Autre certitude, on y retrouvera la grande fresque dite « des paons ». Ce chef-d’œuvre Art Nouveau, installé sous la verrière, est attribué à Francis Jourdain, le fils de Frantz Jourdain, l’architecte de la Samaritaine. La fresque incarne à elle seule l’image esthétique que le bâtiment nourrit auprès du grand public. « C’est un de ces éléments patrimoniaux originaux que nous voulions absolument préserver », explique Christian Reyne, architecte en charge de l’immobilier chez LVMH.

La création de la fresque remonte à 1907. A l’époque, la Samaritaine avait déjà derrière elle des décennies d’histoire. Fondée en 1870, l’adresse a progressivement séduit une clientèle – surtout féminine – avec des biens désirables de toutes sortes et sans cesse renouvelés.

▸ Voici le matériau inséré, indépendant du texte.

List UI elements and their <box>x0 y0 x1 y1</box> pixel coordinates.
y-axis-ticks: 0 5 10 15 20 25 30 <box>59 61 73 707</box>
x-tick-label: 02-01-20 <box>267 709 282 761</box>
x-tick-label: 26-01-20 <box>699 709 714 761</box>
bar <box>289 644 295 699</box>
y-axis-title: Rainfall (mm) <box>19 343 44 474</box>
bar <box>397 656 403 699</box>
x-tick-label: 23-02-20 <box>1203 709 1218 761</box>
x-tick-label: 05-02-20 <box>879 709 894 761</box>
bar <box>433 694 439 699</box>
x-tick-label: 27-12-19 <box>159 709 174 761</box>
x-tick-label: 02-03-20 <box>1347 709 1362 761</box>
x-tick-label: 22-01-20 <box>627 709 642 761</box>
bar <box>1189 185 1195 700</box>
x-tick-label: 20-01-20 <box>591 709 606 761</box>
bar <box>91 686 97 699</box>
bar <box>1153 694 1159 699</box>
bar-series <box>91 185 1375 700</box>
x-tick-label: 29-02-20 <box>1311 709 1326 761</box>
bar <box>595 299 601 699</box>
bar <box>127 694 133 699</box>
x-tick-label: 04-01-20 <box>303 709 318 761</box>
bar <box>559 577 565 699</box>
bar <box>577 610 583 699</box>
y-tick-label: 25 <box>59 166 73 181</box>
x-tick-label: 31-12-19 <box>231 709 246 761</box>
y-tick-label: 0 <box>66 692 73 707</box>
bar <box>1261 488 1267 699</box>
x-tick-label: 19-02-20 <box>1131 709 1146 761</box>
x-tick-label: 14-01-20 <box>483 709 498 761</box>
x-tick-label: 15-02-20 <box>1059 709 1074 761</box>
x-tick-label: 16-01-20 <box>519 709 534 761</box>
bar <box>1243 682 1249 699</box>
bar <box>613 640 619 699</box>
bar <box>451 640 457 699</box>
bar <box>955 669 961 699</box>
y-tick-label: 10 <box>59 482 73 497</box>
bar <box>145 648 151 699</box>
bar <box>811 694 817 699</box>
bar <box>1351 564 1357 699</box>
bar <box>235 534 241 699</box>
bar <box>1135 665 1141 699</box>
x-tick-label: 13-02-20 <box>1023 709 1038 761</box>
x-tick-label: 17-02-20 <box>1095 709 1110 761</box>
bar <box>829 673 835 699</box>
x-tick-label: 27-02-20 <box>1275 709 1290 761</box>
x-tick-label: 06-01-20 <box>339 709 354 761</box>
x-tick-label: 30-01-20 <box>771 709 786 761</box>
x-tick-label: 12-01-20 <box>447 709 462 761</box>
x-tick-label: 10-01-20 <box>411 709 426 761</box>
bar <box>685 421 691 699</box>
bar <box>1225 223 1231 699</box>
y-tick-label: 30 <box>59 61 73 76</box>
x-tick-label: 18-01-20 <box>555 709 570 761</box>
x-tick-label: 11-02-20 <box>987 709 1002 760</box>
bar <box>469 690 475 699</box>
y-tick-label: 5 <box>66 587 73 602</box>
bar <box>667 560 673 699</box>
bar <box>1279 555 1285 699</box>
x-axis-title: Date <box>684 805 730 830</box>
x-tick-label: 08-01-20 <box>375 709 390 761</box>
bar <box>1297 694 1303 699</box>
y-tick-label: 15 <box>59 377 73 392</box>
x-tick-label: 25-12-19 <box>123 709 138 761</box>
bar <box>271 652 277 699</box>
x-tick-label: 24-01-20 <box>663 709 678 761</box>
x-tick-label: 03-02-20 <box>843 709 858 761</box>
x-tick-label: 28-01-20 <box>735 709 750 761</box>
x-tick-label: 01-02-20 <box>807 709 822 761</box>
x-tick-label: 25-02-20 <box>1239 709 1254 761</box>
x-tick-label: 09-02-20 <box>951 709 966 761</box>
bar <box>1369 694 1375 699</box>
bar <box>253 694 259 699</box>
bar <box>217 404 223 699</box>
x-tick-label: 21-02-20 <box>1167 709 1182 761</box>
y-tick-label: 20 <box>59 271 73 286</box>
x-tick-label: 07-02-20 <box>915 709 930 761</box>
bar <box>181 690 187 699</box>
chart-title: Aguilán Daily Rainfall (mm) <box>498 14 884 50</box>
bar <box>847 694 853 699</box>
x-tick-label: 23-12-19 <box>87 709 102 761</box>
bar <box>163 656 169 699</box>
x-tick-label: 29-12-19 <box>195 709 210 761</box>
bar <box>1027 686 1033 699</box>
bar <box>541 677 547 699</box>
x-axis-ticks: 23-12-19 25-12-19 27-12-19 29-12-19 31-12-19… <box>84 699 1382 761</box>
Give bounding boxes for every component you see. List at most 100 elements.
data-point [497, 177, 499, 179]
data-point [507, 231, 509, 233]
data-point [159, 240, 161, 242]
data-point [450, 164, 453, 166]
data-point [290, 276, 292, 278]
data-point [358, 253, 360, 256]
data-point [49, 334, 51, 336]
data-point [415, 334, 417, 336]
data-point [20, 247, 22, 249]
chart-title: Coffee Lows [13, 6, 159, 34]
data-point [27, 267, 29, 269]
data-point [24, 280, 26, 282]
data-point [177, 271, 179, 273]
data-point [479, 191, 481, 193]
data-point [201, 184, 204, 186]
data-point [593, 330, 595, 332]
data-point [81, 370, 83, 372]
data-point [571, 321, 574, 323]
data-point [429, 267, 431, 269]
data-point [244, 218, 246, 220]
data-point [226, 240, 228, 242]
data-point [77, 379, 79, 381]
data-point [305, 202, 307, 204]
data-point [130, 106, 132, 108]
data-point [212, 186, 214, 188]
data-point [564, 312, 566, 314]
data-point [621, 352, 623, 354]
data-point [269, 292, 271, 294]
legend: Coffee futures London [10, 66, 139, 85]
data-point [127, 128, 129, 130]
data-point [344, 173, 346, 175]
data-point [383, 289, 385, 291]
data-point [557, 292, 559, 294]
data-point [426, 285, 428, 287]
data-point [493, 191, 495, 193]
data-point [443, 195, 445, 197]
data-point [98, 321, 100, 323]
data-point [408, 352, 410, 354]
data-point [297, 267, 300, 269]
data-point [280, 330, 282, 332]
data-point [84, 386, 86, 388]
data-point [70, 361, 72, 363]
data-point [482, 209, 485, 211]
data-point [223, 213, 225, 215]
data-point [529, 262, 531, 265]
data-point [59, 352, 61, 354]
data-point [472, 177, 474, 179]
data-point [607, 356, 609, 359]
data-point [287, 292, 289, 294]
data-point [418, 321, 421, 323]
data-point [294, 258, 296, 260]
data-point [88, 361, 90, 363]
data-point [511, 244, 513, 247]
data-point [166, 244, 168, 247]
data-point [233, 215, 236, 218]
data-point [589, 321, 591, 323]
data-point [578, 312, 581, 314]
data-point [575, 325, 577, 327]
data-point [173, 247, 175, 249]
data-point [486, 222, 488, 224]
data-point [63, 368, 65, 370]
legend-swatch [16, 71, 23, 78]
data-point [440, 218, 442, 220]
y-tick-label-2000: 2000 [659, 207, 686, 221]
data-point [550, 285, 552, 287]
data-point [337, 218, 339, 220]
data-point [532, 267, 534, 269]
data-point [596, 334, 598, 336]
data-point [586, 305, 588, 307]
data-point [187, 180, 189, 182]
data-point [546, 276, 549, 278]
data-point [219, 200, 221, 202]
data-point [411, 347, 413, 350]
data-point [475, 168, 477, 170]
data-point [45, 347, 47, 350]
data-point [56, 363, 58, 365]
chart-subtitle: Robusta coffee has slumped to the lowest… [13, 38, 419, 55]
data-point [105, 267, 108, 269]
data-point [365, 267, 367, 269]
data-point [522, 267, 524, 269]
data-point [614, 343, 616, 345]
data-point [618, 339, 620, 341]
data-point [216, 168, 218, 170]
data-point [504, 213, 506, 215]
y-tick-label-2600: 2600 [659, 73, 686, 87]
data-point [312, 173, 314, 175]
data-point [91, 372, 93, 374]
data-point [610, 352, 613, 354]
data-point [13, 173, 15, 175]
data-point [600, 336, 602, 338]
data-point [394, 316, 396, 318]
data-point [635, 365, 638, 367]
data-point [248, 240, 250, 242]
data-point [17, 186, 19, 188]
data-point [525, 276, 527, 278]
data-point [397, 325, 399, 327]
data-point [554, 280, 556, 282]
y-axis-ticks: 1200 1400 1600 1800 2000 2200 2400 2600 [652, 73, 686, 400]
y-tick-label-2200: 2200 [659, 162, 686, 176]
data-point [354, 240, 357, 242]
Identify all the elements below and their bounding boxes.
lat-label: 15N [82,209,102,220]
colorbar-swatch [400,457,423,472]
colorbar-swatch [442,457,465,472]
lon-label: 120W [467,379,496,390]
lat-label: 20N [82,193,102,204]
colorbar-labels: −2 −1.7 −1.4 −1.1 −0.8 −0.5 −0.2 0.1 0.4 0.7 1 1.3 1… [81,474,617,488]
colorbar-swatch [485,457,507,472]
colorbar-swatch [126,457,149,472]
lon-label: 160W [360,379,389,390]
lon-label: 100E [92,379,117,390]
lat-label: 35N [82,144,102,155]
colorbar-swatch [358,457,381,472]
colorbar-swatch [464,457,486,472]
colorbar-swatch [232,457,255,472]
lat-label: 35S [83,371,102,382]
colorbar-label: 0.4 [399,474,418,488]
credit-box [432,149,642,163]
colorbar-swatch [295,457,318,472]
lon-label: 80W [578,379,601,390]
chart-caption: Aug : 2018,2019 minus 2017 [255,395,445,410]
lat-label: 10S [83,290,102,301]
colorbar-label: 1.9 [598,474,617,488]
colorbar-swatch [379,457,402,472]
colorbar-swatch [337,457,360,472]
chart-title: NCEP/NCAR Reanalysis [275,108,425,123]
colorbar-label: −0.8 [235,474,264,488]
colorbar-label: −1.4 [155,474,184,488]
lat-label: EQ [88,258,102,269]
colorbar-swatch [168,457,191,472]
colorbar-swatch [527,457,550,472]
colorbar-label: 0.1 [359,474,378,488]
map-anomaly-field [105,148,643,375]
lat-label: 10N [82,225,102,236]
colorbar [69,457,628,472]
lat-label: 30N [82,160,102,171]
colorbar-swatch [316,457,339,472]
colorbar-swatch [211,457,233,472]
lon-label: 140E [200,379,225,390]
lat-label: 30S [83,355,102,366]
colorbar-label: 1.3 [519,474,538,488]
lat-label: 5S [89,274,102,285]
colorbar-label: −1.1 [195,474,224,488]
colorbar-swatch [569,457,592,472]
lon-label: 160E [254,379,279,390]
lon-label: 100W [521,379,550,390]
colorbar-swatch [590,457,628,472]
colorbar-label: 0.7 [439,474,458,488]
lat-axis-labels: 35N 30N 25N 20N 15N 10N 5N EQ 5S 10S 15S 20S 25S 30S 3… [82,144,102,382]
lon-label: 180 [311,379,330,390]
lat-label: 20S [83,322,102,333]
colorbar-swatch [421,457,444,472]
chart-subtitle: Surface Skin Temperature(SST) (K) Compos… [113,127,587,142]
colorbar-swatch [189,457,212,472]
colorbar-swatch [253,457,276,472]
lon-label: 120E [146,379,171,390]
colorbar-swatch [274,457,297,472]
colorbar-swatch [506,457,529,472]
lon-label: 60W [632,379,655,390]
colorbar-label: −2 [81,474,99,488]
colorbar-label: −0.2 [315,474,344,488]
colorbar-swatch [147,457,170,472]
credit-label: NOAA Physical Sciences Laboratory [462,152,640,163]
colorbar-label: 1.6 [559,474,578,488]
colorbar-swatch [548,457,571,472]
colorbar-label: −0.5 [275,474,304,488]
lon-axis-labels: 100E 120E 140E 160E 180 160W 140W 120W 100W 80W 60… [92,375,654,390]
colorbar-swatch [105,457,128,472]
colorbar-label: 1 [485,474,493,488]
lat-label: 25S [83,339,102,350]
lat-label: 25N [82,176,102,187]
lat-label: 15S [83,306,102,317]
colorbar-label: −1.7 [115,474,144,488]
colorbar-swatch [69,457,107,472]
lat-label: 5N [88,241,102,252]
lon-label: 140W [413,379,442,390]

Et a fini par doubler le Bon Marché, le Printemps, mais aussi les Grands Magasins du Louvre, A la Belle Jardinière ou Aux Trois Quartiers, tous ces concurrents nés avant lui, entre les années 1820 et 1860, et dont beaucoup seront sources d’inspiration pour les pages de Pot-Bouille (1882) ouAu bonheur des dames (1883) par Emile Zola… En 1907, voici la Samaritaine capable de s’imposer comme le premier grand magasin de Paris.